As Covid-19 continues to cause disruption around the globe, American cosmetics conglomerate Coty Inc. reported on Friday that it expects to see a 20% decline in sales in the third quarter, resulting in a “meaningful impact on profit.” Coty’s revenues totaled $1.99 billion in Q3 2019.
However, the company was also keen to emphasize that it is strong enough to weather the storm, announcing a series of measures it is implementing to counteract the effects of the health crisis.
The New York-based owner of brands including CoverGirl, Rimmel and Max Factor has established a global response team to monitor the progress of the pandemic and implement appropriate measures in all the countries in which it has operations, in compliance with local guidelines.
On top of this, the company is refocusing its business to prioritize open channels, particularly e-commerce, which is experiencing increased traffic as brick-and-mortar stores across North America and Europe are temporarily closed to support social distancing efforts.
The group has, for example, carried out activations on Amazon, and has seen its U.S. sales nearly double over the last few weeks.
Coty has also begun preparing for a pick-up in demand in Asia, where the disruption caused by Covid-19 is starting to ease off, particularly in China.
Like a number of other companies, the group has withdrawn its previously reported financial guidance for fiscal 2020 and also announced that it is increasing its focus on cost control and cash flow, introducing a range of both temporary and structural measures.
As part of its financial initiatives, Coty is recommending to the board that shareholders be given the option to receive up to 100% of their quarterly dividend in kind for the coming two quarters.

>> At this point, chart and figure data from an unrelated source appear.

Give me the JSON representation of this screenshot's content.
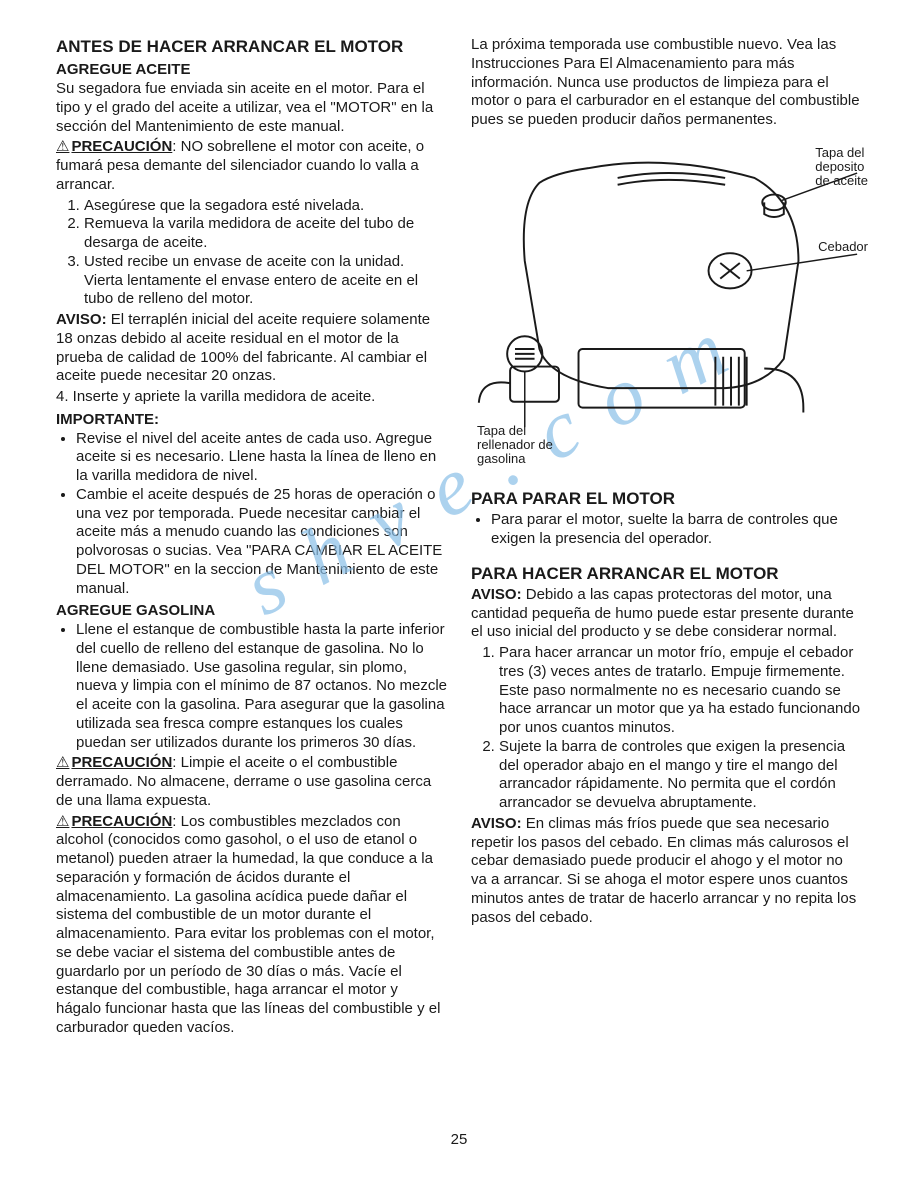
{
  "pageNumber": "25",
  "watermark": "s h  v e . c o m",
  "left": {
    "title": "ANTES DE HACER ARRANCAR EL MOTOR",
    "s1_head": "AGREGUE ACEITE",
    "s1_p1": "Su segadora fue enviada sin aceite en el motor. Para el tipo y el grado del aceite a utilizar, vea el \"MOTOR\" en la sección del Mantenimiento de este manual.",
    "s1_warn_label": "PRECAUCIÓN",
    "s1_warn_text": ": NO sobrellene el motor con aceite, o fumará pesa demante del silenciador cuando lo valla a arrancar.",
    "s1_li1": "Asegúrese que la segadora esté nivelada.",
    "s1_li2": "Remueva la varila medidora de aceite del tubo de desarga de aceite.",
    "s1_li3": "Usted recibe un envase de aceite con la unidad. Vierta lentamente el envase entero de aceite en el tubo de relleno del motor.",
    "s1_aviso_label": "AVISO:",
    "s1_aviso_text": " El terraplén inicial del aceite requiere solamente 18 onzas debido al aceite residual en el motor de la prueba de calidad de 100% del fabricante. Al cambiar el aceite puede necesitar 20 onzas.",
    "s1_li4": "4.  Inserte y apriete la varilla medidora de aceite.",
    "s1_imp_label": "IMPORTANTE:",
    "s1_imp_b1": "Revise el nivel del aceite antes de cada uso. Agregue aceite si es necesario. Llene hasta la línea de lleno en la varilla medidora de nivel.",
    "s1_imp_b2": "Cambie el aceite después de 25 horas de operación o una vez por temporada. Puede necesitar cambiar el aceite más a menudo cuando las condiciones son polvorosas o sucias. Vea \"PARA CAMBIAR EL ACEITE DEL MOTOR\" en la seccion de Mantenimiento de este manual.",
    "s2_head": "AGREGUE GASOLINA",
    "s2_b1": "Llene el estanque de combustible hasta la parte inferior del cuello de relleno del estanque de gasolina. No lo llene demasiado. Use gasolina regular, sin plomo, nueva y limpia con el mínimo de 87 octanos. No mezcle el aceite con la gasolina. Para asegurar que la gasolina utilizada sea fresca compre estanques los cuales puedan ser utilizados durante los primeros 30 días.",
    "s2_warn1_label": "PRECAUCIÓN",
    "s2_warn1_text": ": Limpie el aceite o el combustible derramado. No almacene, derrame o use gasolina cerca de una llama expuesta.",
    "s2_warn2_label": "PRECAUCIÓN",
    "s2_warn2_text": ": Los combustibles mezclados con alcohol (conocidos como gasohol, o el uso de etanol o metanol) pueden atraer la humedad, la que conduce a la separación y formación de ácidos durante el almacenamiento. La gasolina acídica puede dañar el sistema del combustible de un motor durante el almacenamiento. Para evitar los problemas con el motor, se debe vaciar el sistema del combustible antes de guardarlo por un período de 30 días o más. Vacíe el estanque del combustible, haga arrancar el motor y hágalo funcionar hasta que las líneas del combustible y el carburador queden vacíos."
  },
  "right": {
    "top_p": "La próxima temporada use combustible nuevo. Vea las Instrucciones Para El Almacenamiento para más información. Nunca use productos de limpieza para el motor o para el carburador en el estanque del combustible pues se pueden producir daños permanentes.",
    "diagram": {
      "lbl_tapa_aceite": "Tapa del\ndeposito\nde aceite",
      "lbl_cebador": "Cebador",
      "lbl_tapa_gas": "Tapa del\nrellenador de\ngasolina"
    },
    "s3_title": "PARA PARAR EL MOTOR",
    "s3_b1": "Para parar el motor, suelte la barra de controles que exigen la presencia del operador.",
    "s4_title": "PARA HACER ARRANCAR EL MOTOR",
    "s4_aviso_label": "AVISO:",
    "s4_aviso_text": " Debido a las capas protectoras del motor, una cantidad pequeña de humo puede estar presente durante el uso inicial del producto y se debe considerar normal.",
    "s4_li1": "Para hacer arrancar un motor frío, empuje el cebador tres (3) veces antes de tratarlo. Empuje firmemente. Este paso normalmente no es necesario cuando se hace arrancar un motor que ya ha estado funcionando por unos cuantos minutos.",
    "s4_li2": "Sujete la barra de controles que exigen la presencia del operador abajo en el mango y tire el mango del arrancador rápidamente. No permita que el cordón arrancador se devuelva abruptamente.",
    "s4_aviso2_label": "AVISO:",
    "s4_aviso2_text": " En climas más fríos puede que sea necesario repetir los pasos del cebado. En climas más calurosos el cebar demasiado puede producir el ahogo y el motor no va a arrancar. Si se ahoga el motor espere unos cuantos minutos antes de tratar de hacerlo arrancar y no repita los pasos del cebado."
  }
}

JAB, Coty’s largest shareholder, has also announced that it will be fully repaying the loan it took out to finance its tender offer in 2019.
“The work performed by Coty over the past 18 months has been incredibly helpful given the current exceptional circumstances, not only because our brands have been improved, but also because we have considerably strengthened our cost and financial structures,” explained Coty COO and CFO Pierre-André Terisse in a release.

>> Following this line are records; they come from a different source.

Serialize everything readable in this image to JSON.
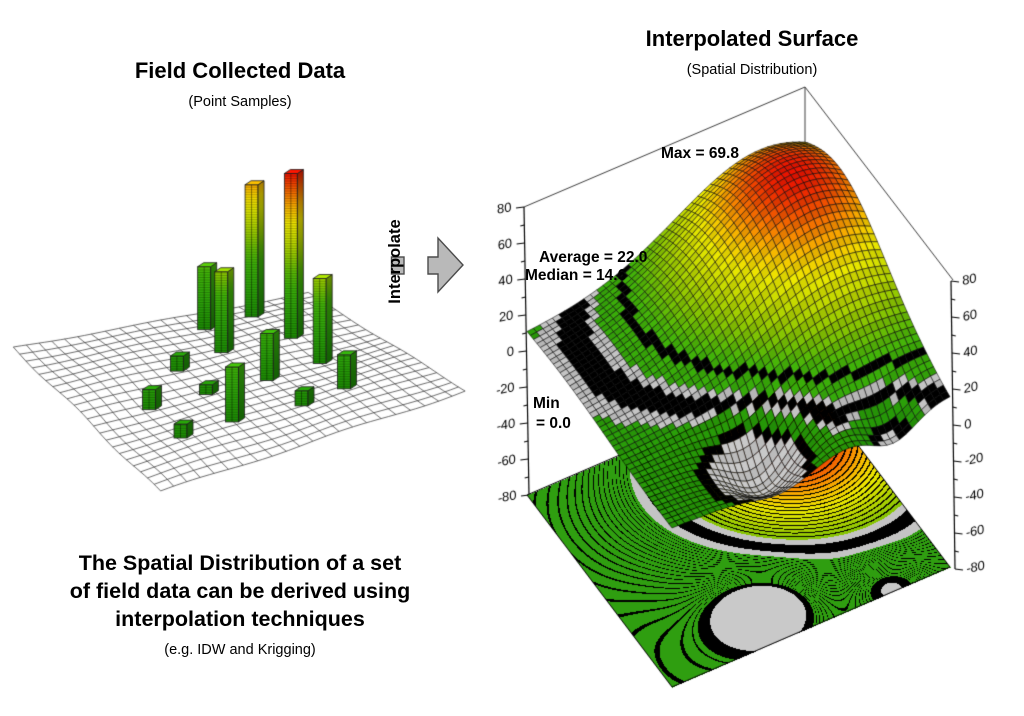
{
  "arrow": {
    "label": "Interpolate",
    "fill": "#b9b9b9",
    "stroke": "#4b4b4b"
  },
  "footer": {
    "lines": [
      "The Spatial Distribution of a set",
      "of field data can be derived using",
      "interpolation techniques"
    ],
    "subtitle": "(e.g. IDW and Krigging)"
  },
  "palette": {
    "floor_green": "#2f9e10",
    "gray_zone": "#c9c9c9",
    "mesh_line": "#000000",
    "frame_line": "#3c3c3c"
  },
  "color_ramp": [
    [
      0,
      "#1c8a04"
    ],
    [
      13,
      "#2da30a"
    ],
    [
      25,
      "#41b309"
    ],
    [
      33,
      "#85c402"
    ],
    [
      41,
      "#c0d800"
    ],
    [
      48,
      "#ece800"
    ],
    [
      54,
      "#f6c000"
    ],
    [
      59,
      "#f78c00"
    ],
    [
      64,
      "#ef5200"
    ],
    [
      70,
      "#e91100"
    ]
  ],
  "chart_data": [
    {
      "type": "bar",
      "variant": "3d-point-sample-bars",
      "title": "Field Collected Data",
      "subtitle": "(Point Samples)",
      "grid_divisions": 22,
      "value_range": [
        0,
        80
      ],
      "bars": [
        {
          "u": 0.78,
          "v": 0.32,
          "value": 69.8
        },
        {
          "u": 0.76,
          "v": 0.1,
          "value": 56.0
        },
        {
          "u": 0.59,
          "v": 0.12,
          "value": 26.7
        },
        {
          "u": 0.55,
          "v": 0.3,
          "value": 34.3
        },
        {
          "u": 0.77,
          "v": 0.52,
          "value": 36.0
        },
        {
          "u": 0.58,
          "v": 0.55,
          "value": 19.9
        },
        {
          "u": 0.36,
          "v": 0.75,
          "value": 23.3
        },
        {
          "u": 0.73,
          "v": 0.75,
          "value": 14.4
        },
        {
          "u": 0.38,
          "v": 0.35,
          "value": 6.4
        },
        {
          "u": 0.2,
          "v": 0.53,
          "value": 8.5
        },
        {
          "u": 0.38,
          "v": 0.53,
          "value": 4.2
        },
        {
          "u": 0.58,
          "v": 0.77,
          "value": 6.4
        },
        {
          "u": 0.19,
          "v": 0.75,
          "value": 5.9
        }
      ]
    },
    {
      "type": "surface-3d",
      "title": "Interpolated Surface",
      "subtitle": "(Spatial Distribution)",
      "stats": {
        "max": 69.8,
        "average": 22.0,
        "median": 14.6,
        "min": 0.0
      },
      "annotations": {
        "max_label": "Max = 69.8",
        "average_label": "Average = 22.0",
        "median_label": "Median = 14.6",
        "min_label_line1": "Min",
        "min_label_line2": "= 0.0"
      },
      "z_axis": {
        "min": -80,
        "max": 80,
        "major_tick": 20,
        "minor_tick": 10,
        "ticks": [
          80,
          60,
          40,
          20,
          0,
          -20,
          -40,
          -60,
          -80
        ]
      },
      "surface_model": {
        "base": {
          "offset": 9.5,
          "amp": 3.0,
          "fu": 4.0,
          "pu": 0.5,
          "fv": 5.0,
          "pv": 0.3
        },
        "peak": {
          "u": 0.84,
          "v": 0.24,
          "su": 0.3,
          "sv": 0.32,
          "amp": 62.3
        },
        "dips": [
          {
            "u": 0.4,
            "v": 0.85,
            "s": 0.1,
            "amp": 22
          },
          {
            "u": 0.8,
            "v": 0.97,
            "s": 0.08,
            "amp": 13
          }
        ]
      }
    }
  ]
}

“We are very confident in Coty’s ability not only to navigate well through this crisis, but also to exit stronger, as the management continues to reduce its costs aggressively and to accelerate top line initiatives,” added Peter Horf, founding partner of JAB and chairman of Coty.
In order to support the fight against the coronavirus pandemic, the company has, along with its industry peers, also moved to begin the manufacturing and supply of hand sanitizer for medical and emergency services.